Un marchand de canons

Au dernier étage de la maison, je découvre le collectionneur, dans un portrait peint par Kokoshka. C’est un certain Emil Georg Bührle, un allemand né à Pforzheim au Sud- Ouest de l’ Allemagne, un jeune homme sérieux qui étudie la littérature et la philosophie entre 1909 et 1911 et qui suit également des cours d’histoire de l’art à l’Université de Munich.

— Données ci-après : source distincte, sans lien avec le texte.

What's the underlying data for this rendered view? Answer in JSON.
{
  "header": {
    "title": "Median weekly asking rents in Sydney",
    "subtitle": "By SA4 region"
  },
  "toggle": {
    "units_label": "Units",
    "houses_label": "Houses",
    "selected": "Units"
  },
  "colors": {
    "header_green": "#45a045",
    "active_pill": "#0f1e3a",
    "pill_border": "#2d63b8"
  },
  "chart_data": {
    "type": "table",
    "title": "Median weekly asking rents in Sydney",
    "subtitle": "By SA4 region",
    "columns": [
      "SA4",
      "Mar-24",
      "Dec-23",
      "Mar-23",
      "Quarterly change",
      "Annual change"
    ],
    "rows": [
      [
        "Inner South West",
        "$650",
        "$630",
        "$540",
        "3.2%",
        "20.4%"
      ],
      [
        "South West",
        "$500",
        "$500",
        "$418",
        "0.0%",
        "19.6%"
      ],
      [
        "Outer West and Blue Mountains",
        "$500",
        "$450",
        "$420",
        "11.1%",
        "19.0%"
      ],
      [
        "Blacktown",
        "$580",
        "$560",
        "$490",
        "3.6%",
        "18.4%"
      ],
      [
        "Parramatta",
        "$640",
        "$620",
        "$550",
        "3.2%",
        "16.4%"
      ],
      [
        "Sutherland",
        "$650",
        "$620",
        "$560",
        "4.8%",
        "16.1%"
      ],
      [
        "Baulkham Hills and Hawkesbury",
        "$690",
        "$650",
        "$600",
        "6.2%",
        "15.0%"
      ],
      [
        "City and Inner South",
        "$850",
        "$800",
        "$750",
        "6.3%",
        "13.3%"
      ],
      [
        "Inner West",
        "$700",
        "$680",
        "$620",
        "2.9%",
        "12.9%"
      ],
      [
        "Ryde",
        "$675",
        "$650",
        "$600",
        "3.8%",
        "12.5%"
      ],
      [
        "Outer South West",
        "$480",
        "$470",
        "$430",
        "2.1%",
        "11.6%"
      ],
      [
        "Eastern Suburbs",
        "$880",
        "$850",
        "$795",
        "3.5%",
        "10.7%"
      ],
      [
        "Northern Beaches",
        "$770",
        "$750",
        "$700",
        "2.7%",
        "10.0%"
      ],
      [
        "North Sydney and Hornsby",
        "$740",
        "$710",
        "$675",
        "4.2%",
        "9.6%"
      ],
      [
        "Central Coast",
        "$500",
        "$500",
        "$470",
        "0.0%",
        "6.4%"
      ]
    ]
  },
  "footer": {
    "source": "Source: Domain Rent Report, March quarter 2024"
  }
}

Le beau-père envoie son gendre en Suisse où la société allemande vient d’acheter une entreprise de machines-outils à Oerlinken ; le gendre acquiert un brevet pour fabriquer un canon anti-aérien de 20 mm, le canon Becker, et devient vite propriétaire/dirigeant de l’entreprise. Les ingénieurs vont perfectionner l’arme avec l’aide financière du haut commandement à Berlin, le traité de Versailles interdisant la production de machines-outils en Allemagne. Ce canon léger, baptisé Oerlikon – du nom de la ville, Oerlinken – sera fabriqué en Suisse mais aussi aux Pays-Bas et en Suède, pays qualifiés de neutres à l’époque de l’entre-deux-guerres. Les affaires prospèrent pour Bührle qui livre ses canons non seulement aux pays neutres mais aussi aux français et aux anglais et cela sous le contrôle du gouvernement fédéral suisse.Incorporé au régiment de dragons de Brade pendant la Grande Guerre, il rencontrera à Magdebourg en 1919 Charlotte Schalke qui deviendra sa femme en 1920 après un an de fiançailles ; un enfant naîtra l’année suivante, Dieter. Charlotte est la fille d’un banquier qui possède des actions dans une entreprise de machines-outils à Magdebourg.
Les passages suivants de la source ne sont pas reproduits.